Of course, we’re perfectly capable of continuing to do whatever it is we’re doing even though it hurts, because we have no choice or because it’s that important. But overall, pain is good. On the flip side, a lack of pain is bad.
A very small number of people of people have a genetic condition called congenital insensitivity to pain. These people have defective pain receptors that don’t work, and therefore can’t feel any type of pain. They still feel sensations – but nothing distinguishes damaging sensations like a burn or a cut from any other type of experience. Interestingly, the condition also makes them unable to sweat, because their temperature receptors don’t work right either. You might think, that’s awesome, you’re never in pain! But these people often wind up with disfiguring or life-threatening injuries, because while they feel the location and some sensation, they never feel the aversion that makes them stop. One of the biggest diagnostic markers is that kids will often chew off part of their own tongues while teething, because it just doesn’t hurt and the sensation is interesting to them.
So. Pain is good.
Now, instead of stepping on a lego yourself, consider a droid stepping (or… rolling over?) a lego. And instead of a lego, it’s a nail – something that could really seriously damage it. Why should you, the brilliant and extravagantly-funded inventor of the perfect robot, introduce something so awful as pain to your highly intelligent robot capable of making its own decisions like a grown up? Because it’ll stop your robot from damaging itself into oblivion over and over until even your expansive funding runs out. (Also, like STEM fields ever have excess money. Please.)

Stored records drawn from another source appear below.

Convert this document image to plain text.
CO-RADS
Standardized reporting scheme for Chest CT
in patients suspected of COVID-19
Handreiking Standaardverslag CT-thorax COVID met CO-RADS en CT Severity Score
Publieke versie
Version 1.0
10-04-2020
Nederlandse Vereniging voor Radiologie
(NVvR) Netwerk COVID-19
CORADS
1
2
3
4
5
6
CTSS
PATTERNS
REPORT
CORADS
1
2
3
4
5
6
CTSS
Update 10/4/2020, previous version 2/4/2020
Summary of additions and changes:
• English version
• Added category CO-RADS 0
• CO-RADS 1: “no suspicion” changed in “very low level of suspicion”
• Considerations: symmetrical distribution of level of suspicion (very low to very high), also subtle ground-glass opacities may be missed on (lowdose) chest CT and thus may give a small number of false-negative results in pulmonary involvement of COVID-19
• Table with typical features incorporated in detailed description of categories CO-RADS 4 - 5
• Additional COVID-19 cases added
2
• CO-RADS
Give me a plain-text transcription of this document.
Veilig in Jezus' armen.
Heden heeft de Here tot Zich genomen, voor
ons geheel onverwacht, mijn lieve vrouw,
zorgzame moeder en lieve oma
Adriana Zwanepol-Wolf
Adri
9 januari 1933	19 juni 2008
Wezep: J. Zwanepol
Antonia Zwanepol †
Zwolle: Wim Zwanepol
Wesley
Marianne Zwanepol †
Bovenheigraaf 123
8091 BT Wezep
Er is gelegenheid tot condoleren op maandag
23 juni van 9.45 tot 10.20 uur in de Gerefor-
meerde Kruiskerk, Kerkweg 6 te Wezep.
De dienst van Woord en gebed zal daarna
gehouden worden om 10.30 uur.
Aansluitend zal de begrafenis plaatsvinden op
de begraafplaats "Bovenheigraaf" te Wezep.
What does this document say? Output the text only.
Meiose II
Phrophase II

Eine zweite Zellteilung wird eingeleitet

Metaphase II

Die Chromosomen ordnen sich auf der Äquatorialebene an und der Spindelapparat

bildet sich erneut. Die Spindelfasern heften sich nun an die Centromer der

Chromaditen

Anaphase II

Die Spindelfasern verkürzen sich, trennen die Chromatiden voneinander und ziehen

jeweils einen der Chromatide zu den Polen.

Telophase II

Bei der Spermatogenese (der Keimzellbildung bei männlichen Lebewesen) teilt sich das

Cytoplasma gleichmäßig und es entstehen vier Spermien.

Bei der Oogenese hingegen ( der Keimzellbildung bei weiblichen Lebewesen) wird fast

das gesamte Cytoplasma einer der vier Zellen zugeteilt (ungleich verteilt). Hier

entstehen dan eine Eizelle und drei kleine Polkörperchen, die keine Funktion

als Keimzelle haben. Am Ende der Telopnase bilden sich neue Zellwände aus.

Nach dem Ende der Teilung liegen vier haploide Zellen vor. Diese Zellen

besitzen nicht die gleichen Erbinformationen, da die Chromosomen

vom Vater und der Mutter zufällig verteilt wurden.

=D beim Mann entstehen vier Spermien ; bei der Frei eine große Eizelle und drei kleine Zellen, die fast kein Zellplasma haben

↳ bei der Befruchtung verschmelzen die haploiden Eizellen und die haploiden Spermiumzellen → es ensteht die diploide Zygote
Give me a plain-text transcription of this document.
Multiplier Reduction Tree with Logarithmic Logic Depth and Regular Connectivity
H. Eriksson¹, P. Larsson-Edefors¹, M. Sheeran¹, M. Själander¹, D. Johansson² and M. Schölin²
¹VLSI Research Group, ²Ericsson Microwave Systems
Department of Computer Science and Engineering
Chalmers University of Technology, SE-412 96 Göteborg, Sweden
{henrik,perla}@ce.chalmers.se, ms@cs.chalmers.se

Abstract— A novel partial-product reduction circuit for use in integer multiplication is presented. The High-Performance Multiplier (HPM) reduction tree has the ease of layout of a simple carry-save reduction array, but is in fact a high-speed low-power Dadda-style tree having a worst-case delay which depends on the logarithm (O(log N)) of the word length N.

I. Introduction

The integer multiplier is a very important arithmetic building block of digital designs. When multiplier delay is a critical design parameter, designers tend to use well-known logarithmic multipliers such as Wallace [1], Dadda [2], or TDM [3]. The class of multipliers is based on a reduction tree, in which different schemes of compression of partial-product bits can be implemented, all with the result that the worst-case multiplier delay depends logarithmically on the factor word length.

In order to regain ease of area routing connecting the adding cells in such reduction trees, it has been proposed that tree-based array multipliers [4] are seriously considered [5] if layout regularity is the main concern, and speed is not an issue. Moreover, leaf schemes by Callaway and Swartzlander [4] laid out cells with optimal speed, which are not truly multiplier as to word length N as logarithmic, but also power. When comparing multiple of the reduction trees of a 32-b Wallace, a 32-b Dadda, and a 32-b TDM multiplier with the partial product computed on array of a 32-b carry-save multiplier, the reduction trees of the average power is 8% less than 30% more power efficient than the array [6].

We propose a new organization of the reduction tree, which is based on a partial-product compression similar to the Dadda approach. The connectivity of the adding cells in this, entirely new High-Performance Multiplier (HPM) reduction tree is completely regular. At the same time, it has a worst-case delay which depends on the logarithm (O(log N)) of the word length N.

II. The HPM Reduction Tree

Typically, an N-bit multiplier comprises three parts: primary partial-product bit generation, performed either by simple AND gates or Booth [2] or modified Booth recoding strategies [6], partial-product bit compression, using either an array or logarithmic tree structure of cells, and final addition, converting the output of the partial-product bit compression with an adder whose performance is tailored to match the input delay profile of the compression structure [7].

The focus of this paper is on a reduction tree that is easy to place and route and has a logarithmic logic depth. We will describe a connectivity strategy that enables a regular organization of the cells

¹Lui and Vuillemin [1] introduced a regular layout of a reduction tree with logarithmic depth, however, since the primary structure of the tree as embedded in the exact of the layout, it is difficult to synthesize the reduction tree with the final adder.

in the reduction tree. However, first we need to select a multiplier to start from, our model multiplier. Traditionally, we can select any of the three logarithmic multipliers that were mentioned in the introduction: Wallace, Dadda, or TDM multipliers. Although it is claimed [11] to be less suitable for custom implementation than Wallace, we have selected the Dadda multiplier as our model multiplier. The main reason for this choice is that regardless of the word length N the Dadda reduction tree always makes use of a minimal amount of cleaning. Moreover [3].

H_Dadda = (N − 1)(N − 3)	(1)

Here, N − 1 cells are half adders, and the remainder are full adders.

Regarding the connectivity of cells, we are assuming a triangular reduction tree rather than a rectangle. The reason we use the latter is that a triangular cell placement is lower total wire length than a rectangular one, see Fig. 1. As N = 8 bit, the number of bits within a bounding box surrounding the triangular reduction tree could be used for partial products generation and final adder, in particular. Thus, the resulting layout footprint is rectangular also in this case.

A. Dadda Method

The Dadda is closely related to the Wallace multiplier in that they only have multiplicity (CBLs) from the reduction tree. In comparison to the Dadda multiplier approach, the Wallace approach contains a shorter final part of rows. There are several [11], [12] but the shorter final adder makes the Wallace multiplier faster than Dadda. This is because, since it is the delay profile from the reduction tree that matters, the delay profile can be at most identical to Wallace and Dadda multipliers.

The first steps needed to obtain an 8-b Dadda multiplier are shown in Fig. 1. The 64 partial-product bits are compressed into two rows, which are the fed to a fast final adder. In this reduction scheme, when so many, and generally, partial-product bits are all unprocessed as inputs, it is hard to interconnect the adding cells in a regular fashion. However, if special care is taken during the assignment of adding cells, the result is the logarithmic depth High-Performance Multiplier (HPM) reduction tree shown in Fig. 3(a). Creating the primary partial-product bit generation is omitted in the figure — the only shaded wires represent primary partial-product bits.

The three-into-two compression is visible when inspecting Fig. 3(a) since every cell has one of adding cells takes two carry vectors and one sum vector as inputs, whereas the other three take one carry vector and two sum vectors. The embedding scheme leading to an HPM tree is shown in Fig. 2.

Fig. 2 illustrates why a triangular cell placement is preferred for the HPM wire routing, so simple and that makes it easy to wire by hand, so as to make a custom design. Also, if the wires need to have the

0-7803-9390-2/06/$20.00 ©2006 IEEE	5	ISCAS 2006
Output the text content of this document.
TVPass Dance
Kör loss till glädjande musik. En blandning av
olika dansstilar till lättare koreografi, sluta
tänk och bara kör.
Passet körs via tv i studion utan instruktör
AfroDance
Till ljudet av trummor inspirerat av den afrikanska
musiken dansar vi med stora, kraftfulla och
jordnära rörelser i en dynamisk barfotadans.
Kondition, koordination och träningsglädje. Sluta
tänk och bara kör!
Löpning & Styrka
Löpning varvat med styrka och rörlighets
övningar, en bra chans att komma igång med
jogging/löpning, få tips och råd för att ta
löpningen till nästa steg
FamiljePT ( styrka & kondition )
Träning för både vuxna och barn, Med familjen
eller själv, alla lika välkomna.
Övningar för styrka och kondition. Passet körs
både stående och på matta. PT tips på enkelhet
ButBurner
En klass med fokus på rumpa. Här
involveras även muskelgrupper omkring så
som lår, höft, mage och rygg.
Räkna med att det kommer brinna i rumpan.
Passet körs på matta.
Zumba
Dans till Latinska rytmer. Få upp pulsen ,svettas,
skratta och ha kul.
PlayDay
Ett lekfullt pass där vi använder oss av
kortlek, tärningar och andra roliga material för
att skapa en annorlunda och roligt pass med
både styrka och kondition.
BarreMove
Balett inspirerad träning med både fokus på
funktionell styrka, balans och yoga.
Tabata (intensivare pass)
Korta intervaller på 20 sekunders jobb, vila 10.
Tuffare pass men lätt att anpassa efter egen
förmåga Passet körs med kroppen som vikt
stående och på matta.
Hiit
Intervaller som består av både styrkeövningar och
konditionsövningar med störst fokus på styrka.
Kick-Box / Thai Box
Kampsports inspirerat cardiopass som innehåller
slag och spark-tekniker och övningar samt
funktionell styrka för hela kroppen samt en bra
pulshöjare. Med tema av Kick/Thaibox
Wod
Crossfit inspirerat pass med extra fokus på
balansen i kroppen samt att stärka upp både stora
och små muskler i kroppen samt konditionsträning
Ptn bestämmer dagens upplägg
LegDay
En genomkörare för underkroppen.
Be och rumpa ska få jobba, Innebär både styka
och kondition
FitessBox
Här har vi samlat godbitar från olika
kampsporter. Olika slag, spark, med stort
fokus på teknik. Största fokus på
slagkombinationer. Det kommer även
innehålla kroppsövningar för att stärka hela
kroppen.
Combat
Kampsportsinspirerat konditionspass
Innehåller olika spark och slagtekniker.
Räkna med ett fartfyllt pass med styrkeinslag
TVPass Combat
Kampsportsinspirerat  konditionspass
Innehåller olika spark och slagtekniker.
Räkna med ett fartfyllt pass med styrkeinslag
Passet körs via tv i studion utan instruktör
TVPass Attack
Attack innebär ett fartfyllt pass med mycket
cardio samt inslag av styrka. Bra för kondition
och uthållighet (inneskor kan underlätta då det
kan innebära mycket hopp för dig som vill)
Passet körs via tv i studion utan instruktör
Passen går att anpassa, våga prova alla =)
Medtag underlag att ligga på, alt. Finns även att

If a robot does not feel pain, or something like it, they’ll likely end up like the people with congenital insensitivity to pain. They will do things that cause damage to their body, because there is no signal that distinguishes damage from any other sensation, and therefore they won’t know to stop before taking a critical hit. Your unit will continue doing exactly what it was doing, despite the giant nail sticking out of its treads or wrenched leg causing damage to a hip joint. Including a function that detects the type and location of damage, and kicks off some protocols to avert further damaging sensations, will help the robot function better, more safely, and for longer. Unless the robot also feels emotions, it won’t experience the affective part of pain the way we do. But to save your robot’s body, it still pays to have aversion built in.
Now that I’ve ruined your next viewing of Star Wars, what’s your next question?